Dechert Attorneys Discuss Compliance With the GDPR (Part Two of Two)

A recent Dechert webinar explored the E.U.’s General Data Protection Regulation (GDPR), its impact on fund managers and firm compliance. The program was moderated by Dechert partner Timothy C. Blank and featured Dechert partners Dr. Olaf Fasshauer and Paul Kavanagh, as well as associates Hilary Bonaccorsi, Jennifer McGrandle and Sophie Montagne. This article, the second in a two-part series, analyzes the impact of key GDPR provisions, including data subject rights; data privacy management systems and notices; data protection officers; data protection impact assessments; and breach notification. The first article outlined how regulators have promoted compliance with the GDPR, the cross-border transfer of data and the impact of Brexit.

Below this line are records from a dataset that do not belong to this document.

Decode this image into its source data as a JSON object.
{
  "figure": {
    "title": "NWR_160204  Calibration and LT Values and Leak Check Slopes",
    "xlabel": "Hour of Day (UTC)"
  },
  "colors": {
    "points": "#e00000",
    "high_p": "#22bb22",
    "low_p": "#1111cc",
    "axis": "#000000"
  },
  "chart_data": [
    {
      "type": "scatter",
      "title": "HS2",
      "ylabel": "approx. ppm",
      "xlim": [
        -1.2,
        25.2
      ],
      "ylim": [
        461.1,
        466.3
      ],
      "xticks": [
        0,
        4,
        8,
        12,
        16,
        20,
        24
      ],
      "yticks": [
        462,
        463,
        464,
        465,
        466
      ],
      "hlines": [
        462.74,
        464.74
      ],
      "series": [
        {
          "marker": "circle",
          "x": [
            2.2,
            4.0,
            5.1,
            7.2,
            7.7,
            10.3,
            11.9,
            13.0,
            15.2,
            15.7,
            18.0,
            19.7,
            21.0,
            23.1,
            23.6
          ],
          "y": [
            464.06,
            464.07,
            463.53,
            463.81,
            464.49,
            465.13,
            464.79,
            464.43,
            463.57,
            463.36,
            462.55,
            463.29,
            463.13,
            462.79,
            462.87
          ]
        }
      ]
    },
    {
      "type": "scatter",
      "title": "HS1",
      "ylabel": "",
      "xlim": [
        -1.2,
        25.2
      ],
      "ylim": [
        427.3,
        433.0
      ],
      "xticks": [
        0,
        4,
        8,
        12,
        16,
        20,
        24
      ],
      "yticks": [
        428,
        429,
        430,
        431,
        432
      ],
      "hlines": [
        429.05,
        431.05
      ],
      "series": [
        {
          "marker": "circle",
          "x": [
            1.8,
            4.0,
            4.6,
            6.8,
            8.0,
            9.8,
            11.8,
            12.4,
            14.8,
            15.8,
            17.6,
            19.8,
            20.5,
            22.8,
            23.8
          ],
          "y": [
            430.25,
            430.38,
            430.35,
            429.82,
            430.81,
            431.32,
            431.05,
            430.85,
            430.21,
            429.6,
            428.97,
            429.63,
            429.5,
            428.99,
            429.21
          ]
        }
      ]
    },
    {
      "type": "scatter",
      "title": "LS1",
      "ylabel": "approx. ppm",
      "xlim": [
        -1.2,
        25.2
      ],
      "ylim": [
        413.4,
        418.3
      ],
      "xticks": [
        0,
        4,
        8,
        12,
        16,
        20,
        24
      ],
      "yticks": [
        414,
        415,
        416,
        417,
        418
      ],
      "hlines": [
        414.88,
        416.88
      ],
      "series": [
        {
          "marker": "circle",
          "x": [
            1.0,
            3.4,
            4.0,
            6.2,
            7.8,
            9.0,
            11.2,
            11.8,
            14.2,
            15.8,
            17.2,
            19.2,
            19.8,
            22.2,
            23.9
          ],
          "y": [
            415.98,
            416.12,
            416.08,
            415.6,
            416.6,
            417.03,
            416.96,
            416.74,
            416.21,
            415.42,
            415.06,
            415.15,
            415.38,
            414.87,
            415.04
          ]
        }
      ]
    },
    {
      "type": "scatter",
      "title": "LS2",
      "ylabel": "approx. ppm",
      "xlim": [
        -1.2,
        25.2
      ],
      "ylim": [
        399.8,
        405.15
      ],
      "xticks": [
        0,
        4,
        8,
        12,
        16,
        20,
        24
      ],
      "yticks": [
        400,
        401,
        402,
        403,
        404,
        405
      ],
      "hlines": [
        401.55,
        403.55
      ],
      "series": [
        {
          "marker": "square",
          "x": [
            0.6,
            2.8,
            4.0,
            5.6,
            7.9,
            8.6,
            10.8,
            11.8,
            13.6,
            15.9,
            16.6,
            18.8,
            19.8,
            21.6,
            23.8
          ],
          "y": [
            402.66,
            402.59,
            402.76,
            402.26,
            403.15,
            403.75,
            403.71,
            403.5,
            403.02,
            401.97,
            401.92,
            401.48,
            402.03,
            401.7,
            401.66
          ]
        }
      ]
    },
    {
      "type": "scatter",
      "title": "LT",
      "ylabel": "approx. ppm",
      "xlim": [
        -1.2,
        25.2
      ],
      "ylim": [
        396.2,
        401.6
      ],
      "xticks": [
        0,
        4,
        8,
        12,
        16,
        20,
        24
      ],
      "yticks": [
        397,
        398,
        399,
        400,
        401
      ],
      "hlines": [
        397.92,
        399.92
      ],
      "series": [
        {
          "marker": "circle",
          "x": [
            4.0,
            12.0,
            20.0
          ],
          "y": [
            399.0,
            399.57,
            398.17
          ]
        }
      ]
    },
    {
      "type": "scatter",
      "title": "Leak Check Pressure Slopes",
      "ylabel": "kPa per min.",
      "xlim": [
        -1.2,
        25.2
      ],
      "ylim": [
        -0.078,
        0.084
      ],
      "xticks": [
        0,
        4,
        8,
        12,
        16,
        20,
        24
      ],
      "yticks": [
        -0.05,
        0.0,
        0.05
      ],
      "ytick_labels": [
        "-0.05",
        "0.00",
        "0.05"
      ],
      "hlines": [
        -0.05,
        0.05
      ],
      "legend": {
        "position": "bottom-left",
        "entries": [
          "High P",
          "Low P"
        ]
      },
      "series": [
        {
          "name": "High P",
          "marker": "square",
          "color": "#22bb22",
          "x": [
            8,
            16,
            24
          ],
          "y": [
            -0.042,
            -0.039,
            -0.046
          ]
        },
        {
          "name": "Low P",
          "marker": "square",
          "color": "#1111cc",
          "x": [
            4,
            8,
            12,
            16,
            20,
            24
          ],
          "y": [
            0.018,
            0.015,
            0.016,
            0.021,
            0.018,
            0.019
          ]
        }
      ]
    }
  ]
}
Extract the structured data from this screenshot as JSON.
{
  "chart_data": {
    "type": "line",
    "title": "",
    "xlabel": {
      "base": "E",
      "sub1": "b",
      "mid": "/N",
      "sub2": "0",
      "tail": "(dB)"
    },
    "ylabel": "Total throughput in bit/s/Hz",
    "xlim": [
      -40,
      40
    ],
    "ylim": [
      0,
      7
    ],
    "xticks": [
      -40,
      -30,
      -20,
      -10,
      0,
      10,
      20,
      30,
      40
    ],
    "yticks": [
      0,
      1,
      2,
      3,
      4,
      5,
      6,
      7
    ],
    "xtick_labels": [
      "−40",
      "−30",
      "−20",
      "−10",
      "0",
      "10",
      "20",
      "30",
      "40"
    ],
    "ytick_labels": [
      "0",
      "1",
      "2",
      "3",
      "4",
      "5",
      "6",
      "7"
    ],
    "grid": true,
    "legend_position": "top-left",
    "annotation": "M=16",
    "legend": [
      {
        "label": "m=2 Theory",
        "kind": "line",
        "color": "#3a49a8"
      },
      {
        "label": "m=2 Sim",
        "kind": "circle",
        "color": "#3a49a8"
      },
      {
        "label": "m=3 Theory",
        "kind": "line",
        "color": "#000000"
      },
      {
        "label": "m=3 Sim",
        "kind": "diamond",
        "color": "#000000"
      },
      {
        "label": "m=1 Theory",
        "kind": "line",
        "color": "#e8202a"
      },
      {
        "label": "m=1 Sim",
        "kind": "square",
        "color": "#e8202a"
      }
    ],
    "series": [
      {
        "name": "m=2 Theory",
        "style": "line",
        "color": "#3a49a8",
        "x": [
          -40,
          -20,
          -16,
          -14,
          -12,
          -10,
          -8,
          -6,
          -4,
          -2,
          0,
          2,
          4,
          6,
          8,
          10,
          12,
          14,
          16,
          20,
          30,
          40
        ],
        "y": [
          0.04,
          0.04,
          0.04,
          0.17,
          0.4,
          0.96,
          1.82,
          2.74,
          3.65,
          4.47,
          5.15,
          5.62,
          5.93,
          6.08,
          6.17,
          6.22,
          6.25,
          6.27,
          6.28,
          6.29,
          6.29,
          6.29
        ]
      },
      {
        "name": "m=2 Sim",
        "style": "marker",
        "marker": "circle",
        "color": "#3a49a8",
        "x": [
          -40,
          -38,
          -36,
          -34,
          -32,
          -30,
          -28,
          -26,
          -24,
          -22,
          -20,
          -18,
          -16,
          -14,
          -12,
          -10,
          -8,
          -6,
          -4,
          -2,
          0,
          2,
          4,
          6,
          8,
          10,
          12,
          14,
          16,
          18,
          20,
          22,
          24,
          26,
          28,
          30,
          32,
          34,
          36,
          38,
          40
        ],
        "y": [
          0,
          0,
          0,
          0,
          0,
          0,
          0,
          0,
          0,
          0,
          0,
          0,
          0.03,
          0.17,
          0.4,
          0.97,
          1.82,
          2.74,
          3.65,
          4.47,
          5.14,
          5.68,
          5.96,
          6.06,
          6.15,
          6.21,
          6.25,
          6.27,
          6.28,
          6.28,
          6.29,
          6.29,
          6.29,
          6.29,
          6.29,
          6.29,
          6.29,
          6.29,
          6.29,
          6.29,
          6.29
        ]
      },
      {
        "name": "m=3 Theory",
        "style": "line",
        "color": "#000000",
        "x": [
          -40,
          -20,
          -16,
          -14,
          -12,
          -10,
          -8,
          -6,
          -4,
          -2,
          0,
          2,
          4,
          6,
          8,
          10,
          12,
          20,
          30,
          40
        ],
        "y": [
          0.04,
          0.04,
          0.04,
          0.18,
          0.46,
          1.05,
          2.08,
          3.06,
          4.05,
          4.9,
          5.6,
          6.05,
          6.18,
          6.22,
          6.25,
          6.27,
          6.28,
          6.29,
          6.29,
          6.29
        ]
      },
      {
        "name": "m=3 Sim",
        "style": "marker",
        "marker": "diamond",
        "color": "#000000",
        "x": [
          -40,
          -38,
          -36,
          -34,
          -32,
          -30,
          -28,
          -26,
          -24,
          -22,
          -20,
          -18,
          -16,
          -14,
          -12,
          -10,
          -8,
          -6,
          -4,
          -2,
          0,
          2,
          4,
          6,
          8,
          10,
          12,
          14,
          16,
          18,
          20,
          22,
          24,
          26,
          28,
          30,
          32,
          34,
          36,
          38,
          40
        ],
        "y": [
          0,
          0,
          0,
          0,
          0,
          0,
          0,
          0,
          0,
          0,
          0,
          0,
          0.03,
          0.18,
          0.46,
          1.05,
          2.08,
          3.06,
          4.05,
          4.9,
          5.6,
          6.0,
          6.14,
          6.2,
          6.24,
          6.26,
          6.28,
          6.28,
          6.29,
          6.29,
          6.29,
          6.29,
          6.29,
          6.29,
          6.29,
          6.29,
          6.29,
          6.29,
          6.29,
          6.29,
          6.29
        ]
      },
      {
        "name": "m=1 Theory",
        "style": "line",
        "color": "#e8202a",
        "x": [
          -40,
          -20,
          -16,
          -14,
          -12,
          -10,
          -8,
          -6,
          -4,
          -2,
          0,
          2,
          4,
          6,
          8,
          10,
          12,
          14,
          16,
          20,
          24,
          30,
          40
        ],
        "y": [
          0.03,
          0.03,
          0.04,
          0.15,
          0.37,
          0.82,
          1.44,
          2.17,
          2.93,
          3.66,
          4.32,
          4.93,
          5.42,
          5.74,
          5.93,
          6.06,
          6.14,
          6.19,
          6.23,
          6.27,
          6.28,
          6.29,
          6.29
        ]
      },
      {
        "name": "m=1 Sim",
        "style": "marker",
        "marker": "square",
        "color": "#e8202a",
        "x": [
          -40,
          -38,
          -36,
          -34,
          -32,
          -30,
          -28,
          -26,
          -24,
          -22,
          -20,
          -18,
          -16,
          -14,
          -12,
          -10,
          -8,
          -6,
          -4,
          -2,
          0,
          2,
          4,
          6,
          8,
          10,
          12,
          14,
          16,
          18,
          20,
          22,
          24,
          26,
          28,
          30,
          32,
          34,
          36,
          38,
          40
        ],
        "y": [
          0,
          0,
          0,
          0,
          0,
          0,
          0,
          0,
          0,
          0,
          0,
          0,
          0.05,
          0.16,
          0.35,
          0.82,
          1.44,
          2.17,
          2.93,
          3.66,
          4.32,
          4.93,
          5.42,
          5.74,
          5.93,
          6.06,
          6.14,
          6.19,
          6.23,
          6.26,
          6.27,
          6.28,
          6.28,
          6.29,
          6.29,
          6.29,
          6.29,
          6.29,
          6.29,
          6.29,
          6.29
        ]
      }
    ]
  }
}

See our two-part series “What Are the GDPR’s Implications for Alternative Investment Managers?”: Part One (Apr. 26, 2018); and Part Two (May 10, 2018).

Former Senior SEC Official Joins King & Spalding’s Atlanta Office

King & Spalding LLP announced that Aaron Lipson, former Associate Director for Enforcement in the SEC’s Atlanta Regional Office, has joined the firm as a partner in the special matters and government investigations team. Working in the firm’s Atlanta office, Lipson will counsel investment advisers, broker-dealers, private funds, public companies, accounting firms and individuals facing complex government investigations. He will also assist regulated entities with compliance and disclosure matters, as well as conduct independent investigations. For coverage of other recent hires at the firm, see “King & Spalding Boosts Private Equity Practice With Addition of Nine Lawyers” (Sep. 6, 2018).